Any of these rare and wonderful Patek Phillipe watches are wildly better choices than spending a quarter mil or so on a basic-B steel green dial Nautilus. Fight me.

15 comments

  1. Watches gone 90s Comic Book Speculation bubble! I can’t wait for the horological equivalent of “The Death of Superman”!

    On a more serious note, vintage dress watches were (and probably still are) undervalued, which is odd, given how much collectors will praise watches with small diameters these days.

    1. 100pc agree. Vintage dress watches are criminally undervalued in the current market.

  2. Can you get a precious version? If so, why bother with the steel? Also, smaller diameter watches are like watching youtube guys review microbrands or other brands and telling you to buy them whilst going out and buying a Rolex themselves.

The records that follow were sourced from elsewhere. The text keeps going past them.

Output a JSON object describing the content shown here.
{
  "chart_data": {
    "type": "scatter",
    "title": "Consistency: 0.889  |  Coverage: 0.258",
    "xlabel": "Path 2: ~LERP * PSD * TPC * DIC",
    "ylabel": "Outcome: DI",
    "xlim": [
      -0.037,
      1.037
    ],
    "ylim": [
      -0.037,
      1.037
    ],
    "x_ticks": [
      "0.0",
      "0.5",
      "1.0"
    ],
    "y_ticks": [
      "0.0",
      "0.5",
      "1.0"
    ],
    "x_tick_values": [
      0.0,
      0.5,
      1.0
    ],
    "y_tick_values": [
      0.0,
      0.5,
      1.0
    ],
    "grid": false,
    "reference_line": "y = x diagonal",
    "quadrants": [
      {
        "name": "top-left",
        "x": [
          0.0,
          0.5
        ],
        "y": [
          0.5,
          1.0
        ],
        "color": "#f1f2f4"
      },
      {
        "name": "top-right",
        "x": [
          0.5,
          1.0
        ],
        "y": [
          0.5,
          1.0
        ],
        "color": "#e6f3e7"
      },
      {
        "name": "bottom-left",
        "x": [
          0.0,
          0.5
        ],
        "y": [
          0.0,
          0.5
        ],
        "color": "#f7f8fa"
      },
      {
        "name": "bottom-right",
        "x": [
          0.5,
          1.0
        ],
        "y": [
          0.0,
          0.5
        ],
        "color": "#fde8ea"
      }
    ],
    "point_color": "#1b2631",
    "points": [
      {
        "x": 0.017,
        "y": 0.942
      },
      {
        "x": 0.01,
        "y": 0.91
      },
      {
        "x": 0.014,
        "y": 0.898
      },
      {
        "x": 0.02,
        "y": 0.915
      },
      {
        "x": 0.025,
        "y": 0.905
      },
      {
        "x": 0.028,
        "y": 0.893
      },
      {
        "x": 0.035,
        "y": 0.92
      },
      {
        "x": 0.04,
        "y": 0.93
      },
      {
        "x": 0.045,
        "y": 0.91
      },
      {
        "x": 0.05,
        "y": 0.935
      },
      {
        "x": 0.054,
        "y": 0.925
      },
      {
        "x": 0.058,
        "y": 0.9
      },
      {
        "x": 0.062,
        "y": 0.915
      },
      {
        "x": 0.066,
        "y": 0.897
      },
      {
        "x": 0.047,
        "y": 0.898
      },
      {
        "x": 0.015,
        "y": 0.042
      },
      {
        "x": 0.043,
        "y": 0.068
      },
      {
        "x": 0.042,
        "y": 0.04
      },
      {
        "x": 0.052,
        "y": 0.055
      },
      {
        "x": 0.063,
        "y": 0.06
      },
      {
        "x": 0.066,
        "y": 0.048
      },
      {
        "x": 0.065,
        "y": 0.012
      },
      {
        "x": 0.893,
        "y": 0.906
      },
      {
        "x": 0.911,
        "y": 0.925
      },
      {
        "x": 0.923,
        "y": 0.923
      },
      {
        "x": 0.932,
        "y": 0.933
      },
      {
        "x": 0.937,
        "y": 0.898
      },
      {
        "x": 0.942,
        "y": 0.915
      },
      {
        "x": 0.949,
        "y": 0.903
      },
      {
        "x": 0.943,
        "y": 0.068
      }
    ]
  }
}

    1. Not yet but I bet there is a white gold version in a year or two. At a suitably higher price point, of course.

  3. Is it possible the seller at auction posted the online listing to goose the price of the auction / anchor pricing expectations? That’s what’s done in the art world.

  4. I have to admit to having this problem sometimes.

    My city dwelling is littered with things like rare Leicas and fountain pens made by legendary pen makers and watches I never wear and a garage full of every kind of fun motorbike and plenty of other expensive nonsense.

    Doesn’t make anyone any happier. You could live Vietnam on $500 a month and have a grand time. No toys needed.

    Problem is, you get bored these days with borders closed and stupid reigning everywhere. And you have too much money. And buying stuff is fun. As is flexing on your friends. Or even buying stuff for your friends. Especially with lockdowns and idle time browsing the Internet, you end up getting things honestly nobody needs.

    Either not stupid enough, or bored enough, or rich enough for a stupid green pretend-sports watch from the snottiest of snotty French f*ckers. On principle alone, not wearing anything French – unless it’s way below retail and I get to make sarcastic comments about its makers.

      1. Meh. Nihilists are boring, even when they know the difference between France and Switzerland.

        1. France & Switzerland, explained: They’re basically the same, as far as watchmaking and snotty attitudes are concerned. Plus what’s more fun that blatantly throwing them into one basket? Who could not appreciate this, possibly?

          Not a nihilist. That’s not just reductive, it’s also a bit simpleton-style as assessments go. Well done.

          Can’t write for TTAW. Ego too big. Also don’t know anything about anything. Plus I’d have to be paid, at least in watches and free trips and comped strip club outings. Faragio doesn’t have that kind of clout (far as I know anyway).

          1. RF has been slipping C-notes into my garter for my articles. I thought everyone got that deal!??

            Maybe I should start my own YouTube channel, “The Casio-piece Gentleman?”

          2. Agree about France & Switzerland…. and all of Europe, for that matter.

    1. Patek is Swiss and the people purchasing them are middle eastern, American or Chinese. Or rappers.

  5. “A few years ago, the Stern family decreed that their authorized dealers aren’t allowed to let a watch leave the AD’s store in a sealed condition. Ever. Under any circumstances. On pain of [business] death. And yet there it is.”

    In the US distributors and retailers pretty much only have whatever protections they negotiate into their contracts, unless they are car dealers. Car dealers do have strong legal protections under many US state laws.

    In many other countries, especially small island countries and city-state countries without manufacturing, distributors and retailers have much stronger legal protections.

    I am guessing this Patek came from one of those regions.

    Vintage Pateks are not undervalued. The reality is that watches like the Nautilus, garish as it is, are making vintage Pateks much more valuable than they would be otherwise. Take a Nomos Club, get rid of the positive attributes like a sapphire crystal, hacking, a warranty, accuracy, 100M water resistance, lume and shock resistance, and one ends up with a vintage Patek.

  6. The serial/movement numbers are clearly visible in the Antiquorum Lot photos. Hopefully PP notices.